1. BÖLÜM

1.7K 60 88
                                    

İlk bölüm senin için, bluedream-blacklife Seni seviyorum ❤

Hadi ama baba, daha klişe bir cümleyle başlayamaz mıydın?

"Bir hafta içinde toparlan Deniz, taşınıyoruz."

Babamın suratına alık alık baktım. Tepkimden korktukları aşikârdı, ama korkmalarını gerektirecek bir şey yoktu çünkü böyle bir şey asla olmayacaktı.

"Taşınmak mı?"

Annem başını onaylarcasına salladı.

"O ne? Yeniyor mu?"

Yüzümde sinir bozucu bir sırıtış vardı. Babam ikaz edercesine adımı söyledi. Babamın sinirlendiğini fark eden annem daha ılımlı bir sesle yaklaştı.

"Kızım, böyle olması ailemiz için daha iyi.

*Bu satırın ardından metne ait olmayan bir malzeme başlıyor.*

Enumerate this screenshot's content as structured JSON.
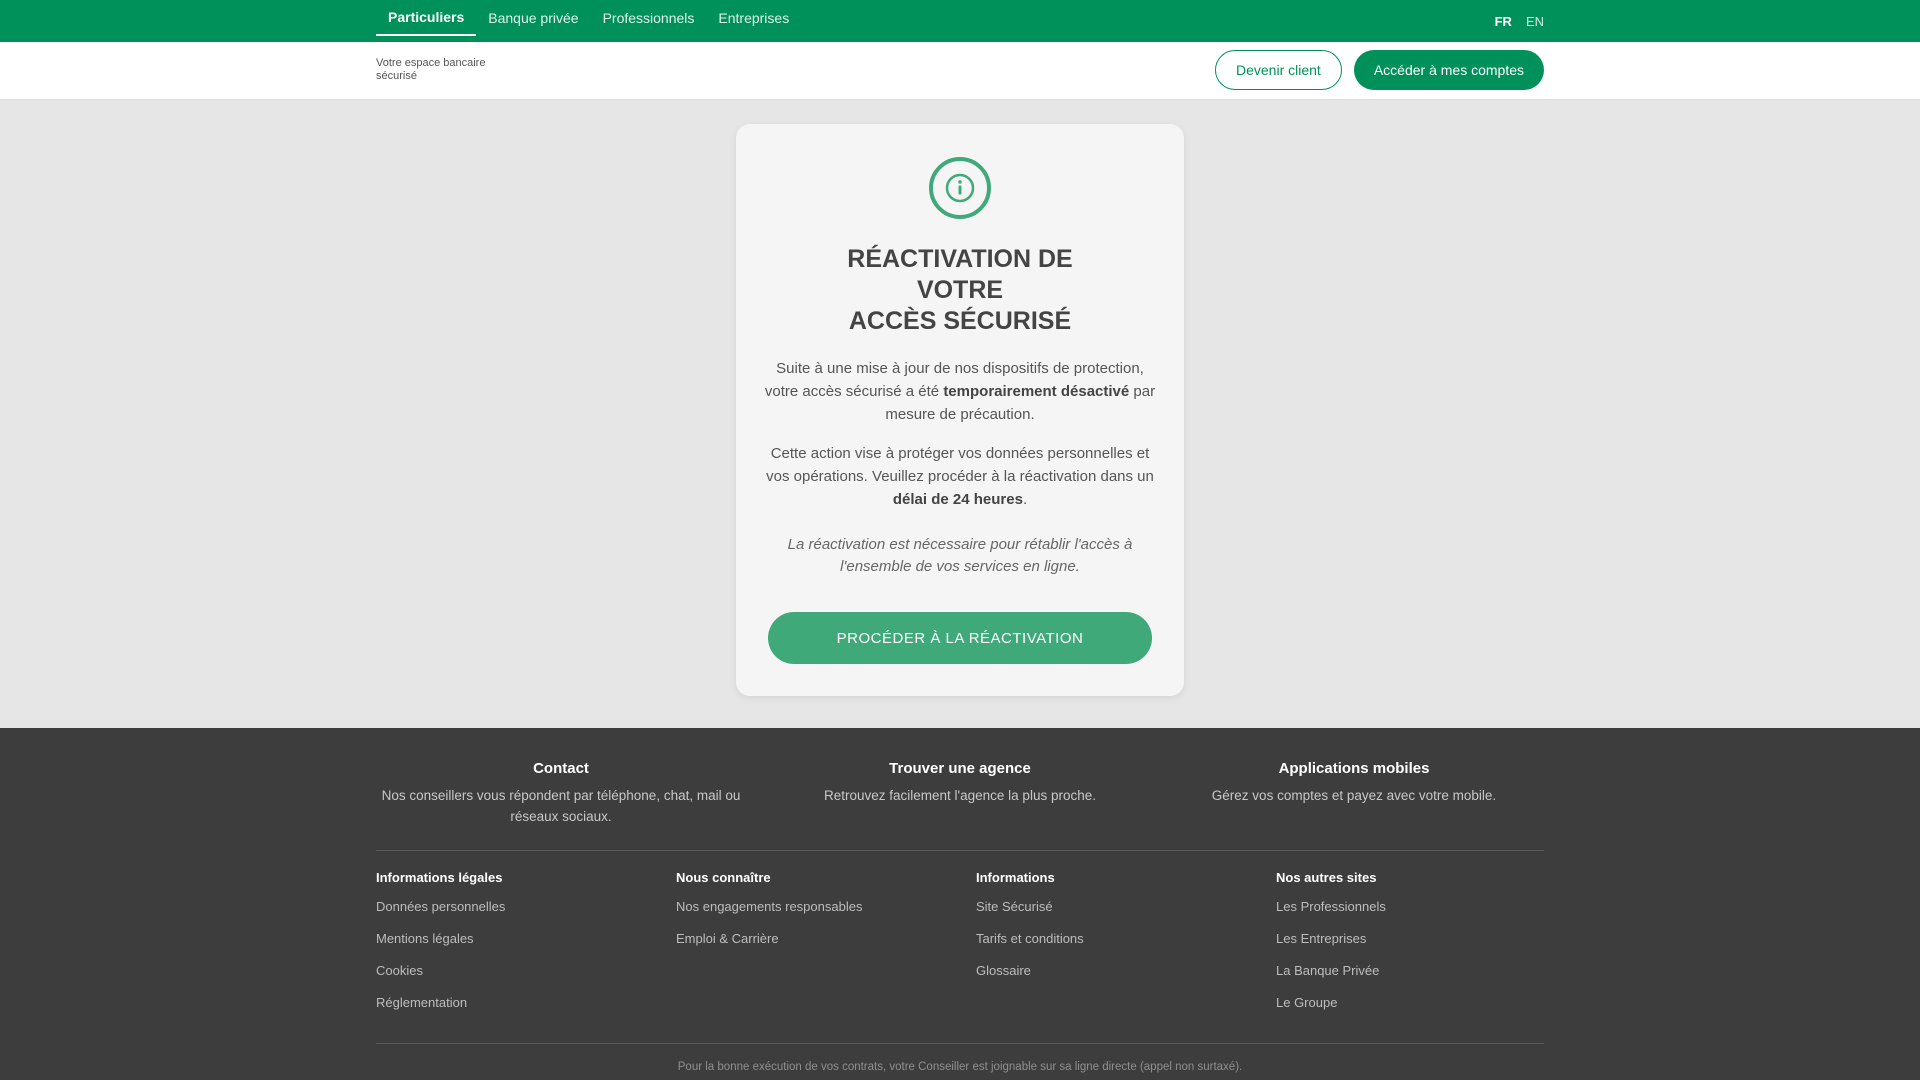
{
  "topnav": {
    "tabs": [
      {
        "label": "Particuliers",
        "active": true
      },
      {
        "label": "Banque privée",
        "active": false
      },
      {
        "label": "Professionnels",
        "active": false
      },
      {
        "label": "Entreprises",
        "active": false
      }
    ],
    "langs": [
      {
        "label": "FR",
        "active": true
      },
      {
        "label": "EN",
        "active": false
      }
    ]
  },
  "header": {
    "tagline": "Votre espace bancaire sécurisé",
    "become_client": "Devenir client",
    "access_accounts": "Accéder à mes comptes"
  },
  "card": {
    "icon": "info-icon",
    "title_lines": [
      "RÉACTIVATION DE",
      "VOTRE",
      "ACCÈS SÉCURISÉ"
    ],
    "p1_pre": "Suite à une mise à jour de nos dispositifs de protection, votre accès sécurisé a été ",
    "p1_bold": "temporairement désactivé",
    "p1_post": " par mesure de précaution.",
    "p2_pre": "Cette action vise à protéger vos données personnelles et vos opérations. Veuillez procéder à la réactivation dans un ",
    "p2_bold": "délai de 24 heures",
    "p2_post": ".",
    "p3": "La réactivation est nécessaire pour rétablir l'accès à l'ensemble de vos services en ligne.",
    "cta": "PROCÉDER À LA RÉACTIVATION"
  },
  "footer": {
    "services": [
      {
        "title": "Contact",
        "text": "Nos conseillers vous répondent par téléphone, chat, mail ou réseaux sociaux."
      },
      {
        "title": "Trouver une agence",
        "text": "Retrouvez facilement l'agence la plus proche."
      },
      {
        "title": "Applications mobiles",
        "text": "Gérez vos comptes et payez avec votre mobile."
      }
    ],
    "columns": [
      {
        "title": "Informations légales",
        "links": [
          "Données personnelles",
          "Mentions légales",
          "Cookies",
          "Réglementation"
        ]
      },
      {
        "title": "Nous connaître",
        "links": [
          "Nos engagements responsables",
          "Emploi & Carrière"
        ]
      },
      {
        "title": "Informations",
        "links": [
          "Site Sécurisé",
          "Tarifs et conditions",
          "Glossaire"
        ]
      },
      {
        "title": "Nos autres sites",
        "links": [
          "Les Professionnels",
          "Les Entreprises",
          "La Banque Privée",
          "Le Groupe"
        ]
      }
    ],
    "legal": "Pour la bonne exécution de vos contrats, votre Conseiller est joignable sur sa ligne directe (appel non surtaxé)."
  },
  "colors": {
    "brand": "#00915a",
    "cta": "#3fa97a",
    "footer_bg": "#3d3d3d"
  }
}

Bunu konuşmuştuk."

Evet, bunu yaklaşık yedi-sekiz ay önce konuşmuştuk. Ben de kesin bir dille gitmeyeceğimi söylemiştim.

"Neye göre daha iyi anne? Kime göre?"

"Kızım Ankara kötü bir yer değil ki, pekala orada da mutlu olabilirsin."

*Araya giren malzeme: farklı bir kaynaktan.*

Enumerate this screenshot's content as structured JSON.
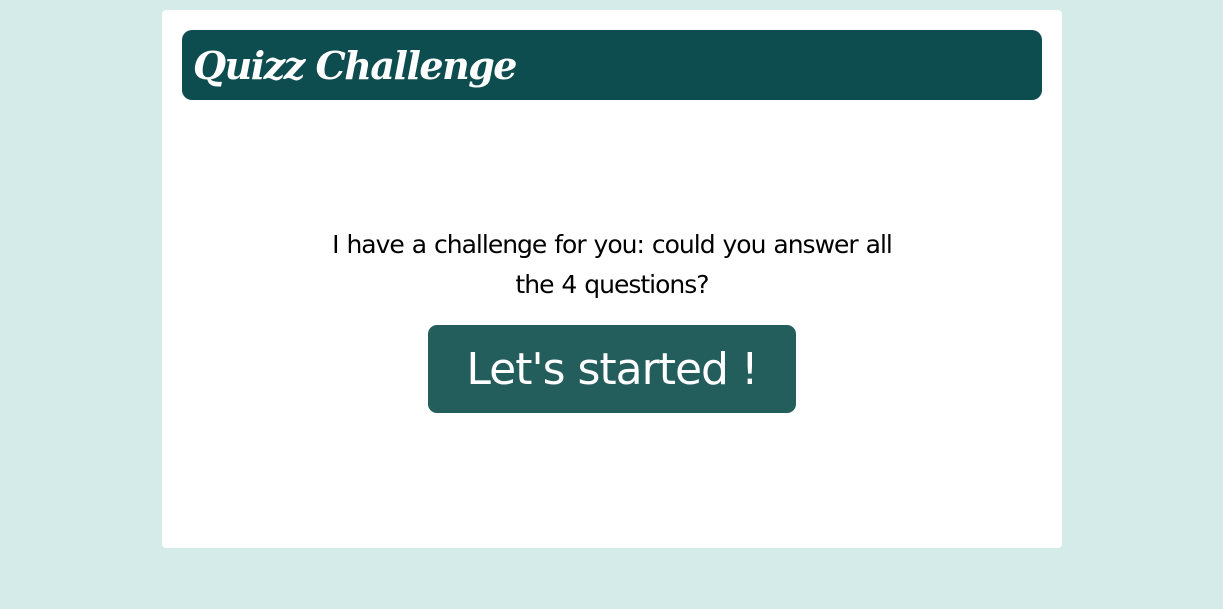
{
  "header": {
    "title": "Quizz Challenge"
  },
  "intro": {
    "text": "I have a challenge for you: could you answer all the 4 questions?"
  },
  "actions": {
    "start_label": "Let's started !"
  },
  "colors": {
    "page_background": "#d4ebea",
    "header_background": "#0e4d4f",
    "button_background": "#245e5c",
    "card_background": "#ffffff"
  }
}
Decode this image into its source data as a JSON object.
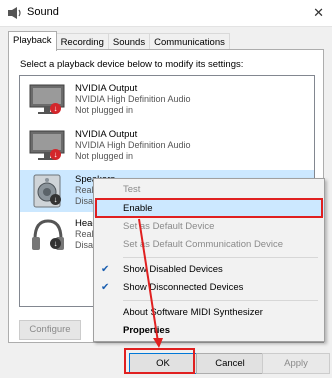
{
  "window": {
    "title": "Sound"
  },
  "tabs": [
    {
      "label": "Playback",
      "active": true
    },
    {
      "label": "Recording"
    },
    {
      "label": "Sounds"
    },
    {
      "label": "Communications"
    }
  ],
  "instruction": "Select a playback device below to modify its settings:",
  "devices": [
    {
      "name": "NVIDIA Output",
      "driver": "NVIDIA High Definition Audio",
      "status": "Not plugged in",
      "icon": "monitor-icon"
    },
    {
      "name": "NVIDIA Output",
      "driver": "NVIDIA High Definition Audio",
      "status": "Not plugged in",
      "icon": "monitor-icon"
    },
    {
      "name": "Speakers",
      "driver": "Realt",
      "status": "Disab",
      "icon": "speaker-icon",
      "selected": true
    },
    {
      "name": "Heac",
      "driver": "Realt",
      "status": "Disal",
      "icon": "headphones-icon"
    }
  ],
  "context_menu": {
    "items": [
      {
        "label": "Test",
        "disabled": true
      },
      {
        "label": "Enable",
        "highlighted": true
      },
      {
        "label": "Set as Default Device",
        "disabled": true
      },
      {
        "label": "Set as Default Communication Device",
        "disabled": true
      },
      {
        "label": "Show Disabled Devices",
        "checked": true
      },
      {
        "label": "Show Disconnected Devices",
        "checked": true
      },
      {
        "label": "About Software MIDI Synthesizer"
      },
      {
        "label": "Properties",
        "bold": true
      }
    ]
  },
  "buttons": {
    "configure": "Configure",
    "ok": "OK",
    "cancel": "Cancel",
    "apply": "Apply"
  },
  "colors": {
    "annotation": "#e02020",
    "selection": "#cce8ff",
    "status_badge": "#d3262b"
  }
}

Yüzüme reklamdaki kızın ifadesini yerleştirdim.

"Ne alakası var? Orada deniz yok anne!"

Hemen ardından kahkaha attım. Babamın bakışları hiç de hayra alamet değildi. Yüzümden gülümsememi silip ciddi bir ifadeye büründüm.

"Tamam güldük eğlendik şimdi ben odama çıkıyorum. Siz de taşınıyor musunuz ne yapıyorsanız benden uzakta yapın. Son sözüm budur, Ankaraya mankaraya gelmiyorum ben!"

Tam arkama dönüp kuul bir şekilde salonu terk edecekken babamın katı sesiyle olduğum yere çivilendim.

"Nihan Deniz Bayraktar!"

Yüzünü göremesem de gözlerinden x ışınları çıkardığını hissedebiliyordum. Yüzüme tatlı olduğunu umduğum bir sırıtış ekleyip uysalca tek ayağım üstünde arkama döndüm. Şansımı fazla zorlamıştım.

"Buyrun benim?"

"Cezalısın!"

💨

Annemin yüzüne bakmadan evden çıktım. Suratım fazlasıyla asıktı ve böyle olmama kızıyordu, beni anlamıyordu sanırım.

Cezamı fazla fazla çekiyordum. Bir haftayı iki güne indirip yıldırım taşınması yapmıştık. İnsanlar hayatlarının aşkını bulup yıldırım nikâhı kıyıyorlardı, ben hala muş.

Nereye gideceğimi bilmeden yürüyordum. İstanbul'da olsam direkt kendimi sahile atar, saatlerce yürürdüm. Şimdi nereye gideceğimi bile bilmiyordum. Önüme çıkan bir taşa gelişine tekme savurdum.

"Zaten bir kere de benim istediğim olsa ölürsün değil mi baba?!"

Sinirle bağırdım. Hatta şu an yolun ortasında sinirden ağlayabilirdim bile. Hayır anlamıyorum bir seneliğine düzen mi bozulurdu? Lise son sınıftım ve istediğim üniversiteyi kazanıp tekrar İstanbul'a dönecektim. Babama buraya hiç gelmeyip son senemi yurtta geçirmeyi teklif etmiştim ama kabul etmemişti. Bakmayın o gün öyle dalgaya vurduğuma, hiçbir zaman aileme karşı saygısız bir evlat olmamıştım. Zaten saygısızlık yaptıracak kadar rahat insanlar da değillerdi. İkisi de birbirinden otoriter insanlardı, ki bunu şuan Ankara'da oluşumdan anlıyorsunuzdur.

Şımarık ve ağlayarak istediğini yaptırabilen kızlardan olmadığım için şimdi bu boş sokakta yürüyordum. Pişman mıydım peki? Şımarık olmadığım için hayır, burada olduğum için evet.